The beta measure was introduced by the renowned capital asset pricing model (CAPM) of Sharpe (1964) and Lintner (1965). It relates the expected returns of a security to the market portfolio returns. The resulting measure is the sensitivity of the security returns to changes in the market portfolio returns. The traditional estimation method uses ordinary least squares (OLS) for estimating a linear regression of security excess returns against market excess returns, resulting in an unconditional beta coefficient. The economic intuition behind the CAPM is attractive and easily understood, but Fama and French (2004) showcase poor empirical performance of the model compared to the expectations of the theoretical framework.
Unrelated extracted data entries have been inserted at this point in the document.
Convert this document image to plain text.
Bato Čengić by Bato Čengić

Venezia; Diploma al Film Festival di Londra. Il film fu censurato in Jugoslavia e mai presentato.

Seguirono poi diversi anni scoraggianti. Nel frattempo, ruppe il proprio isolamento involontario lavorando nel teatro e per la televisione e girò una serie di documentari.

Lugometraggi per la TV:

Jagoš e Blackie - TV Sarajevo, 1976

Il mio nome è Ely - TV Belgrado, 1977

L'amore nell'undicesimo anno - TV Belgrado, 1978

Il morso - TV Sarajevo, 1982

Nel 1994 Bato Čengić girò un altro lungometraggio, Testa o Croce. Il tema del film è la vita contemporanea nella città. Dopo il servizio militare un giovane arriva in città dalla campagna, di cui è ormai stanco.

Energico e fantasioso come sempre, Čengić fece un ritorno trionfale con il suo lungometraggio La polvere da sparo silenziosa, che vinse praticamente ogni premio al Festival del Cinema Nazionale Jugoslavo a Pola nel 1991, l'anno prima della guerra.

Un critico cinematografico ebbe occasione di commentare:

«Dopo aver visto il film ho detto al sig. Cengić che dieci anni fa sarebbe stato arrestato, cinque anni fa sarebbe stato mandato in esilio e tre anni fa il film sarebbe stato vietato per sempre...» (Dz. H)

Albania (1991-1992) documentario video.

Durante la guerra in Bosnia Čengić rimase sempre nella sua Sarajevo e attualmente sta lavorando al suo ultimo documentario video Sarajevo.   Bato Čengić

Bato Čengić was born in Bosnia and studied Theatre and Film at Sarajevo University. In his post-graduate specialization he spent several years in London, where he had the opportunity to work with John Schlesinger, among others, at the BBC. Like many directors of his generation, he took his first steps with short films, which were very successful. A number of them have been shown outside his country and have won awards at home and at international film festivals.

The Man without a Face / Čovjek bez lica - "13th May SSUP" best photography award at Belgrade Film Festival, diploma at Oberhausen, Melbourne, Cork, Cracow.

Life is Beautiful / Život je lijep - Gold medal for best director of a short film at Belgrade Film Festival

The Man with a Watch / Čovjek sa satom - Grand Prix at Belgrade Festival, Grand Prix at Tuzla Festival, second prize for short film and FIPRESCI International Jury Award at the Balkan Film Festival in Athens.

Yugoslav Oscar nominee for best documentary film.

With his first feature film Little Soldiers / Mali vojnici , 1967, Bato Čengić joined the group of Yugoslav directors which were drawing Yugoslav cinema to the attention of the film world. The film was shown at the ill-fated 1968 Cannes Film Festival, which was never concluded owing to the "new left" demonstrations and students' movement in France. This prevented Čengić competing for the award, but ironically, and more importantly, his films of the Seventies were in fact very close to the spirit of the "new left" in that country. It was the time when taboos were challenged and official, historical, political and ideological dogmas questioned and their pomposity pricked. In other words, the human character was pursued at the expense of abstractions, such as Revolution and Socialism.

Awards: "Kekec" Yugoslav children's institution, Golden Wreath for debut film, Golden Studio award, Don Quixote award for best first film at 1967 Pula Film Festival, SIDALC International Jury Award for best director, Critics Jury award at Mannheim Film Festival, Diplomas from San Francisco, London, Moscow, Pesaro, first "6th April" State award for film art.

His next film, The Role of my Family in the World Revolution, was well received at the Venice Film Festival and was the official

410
More advanced estimation methods accounting for heteroscedasticity, volatility-clustering and time-dependency exist, e.g. GARCH-based models.

A time-varying conditional beta measure using a DCC-GARCH construct is estimated in Bali, Engle and Tang (2016). It is supposed to have a significant positive relation to the cross-section of daily stock returns. A market neutral investment strategy taking a long position in stocks of the highest conditional beta decile and a short position in stocks of the lowest conditional beta decile yields alphas in the range of 0.60% to 0.80% per month; 0.25% to 0.48% per month by incorporating daily transaction costs.

Paolella and Polak (2015) developed the more realistic, statistically advanced COMFORT model. It utilizes a flexible fat-tailed distribution and combines univariate GARCH-type dynamics with a relatively simple, yet flexible, stochastic volatility dynamic structure. The resulting hybrid GARCH-SV model is able to capture stochastic (co-)jumps in the volatility series and across assets.

This thesis replicates the results obtained by Bali, Engle and Tang (2016) using their Gaussian DCC-GARCH construct on daily stock returns data, with a focus on the market neutral investment strategy results. Subsequently, the DCC-GARCH filter is replaced with the COMFORT model, with the hope and expectation of more significant beta estimations, resulting in a significantly better performance of the investment strategy, namely lower risk with equal or even higher returns

Bali, Turan G. and Engle, Robert F. and Tang, Yi (2016). Dynamic Conditional Beta is Alive and Well in the Cross-Section of Daily Stock Returns. Management Science. 1-20.

Lintner, J. (1965). The Valuation of Risk Assets and the Selection of Risky Investments in Stock Portfolios and Capital Budgets. The Review of Economics and Statistics, 47(1), 13-37.

Paolella, M. S. and Polak, P. (2015). COMFORT: A common market factor non-gaussian returns model. Journal of Econometrics, 187(2), 593 - 605.

Sharpe, W. (1964). Capital Asset Prices: A Theory of Market Equilibrium under Conditions of Risk. The Journal of Finance, 19(3), 425-442.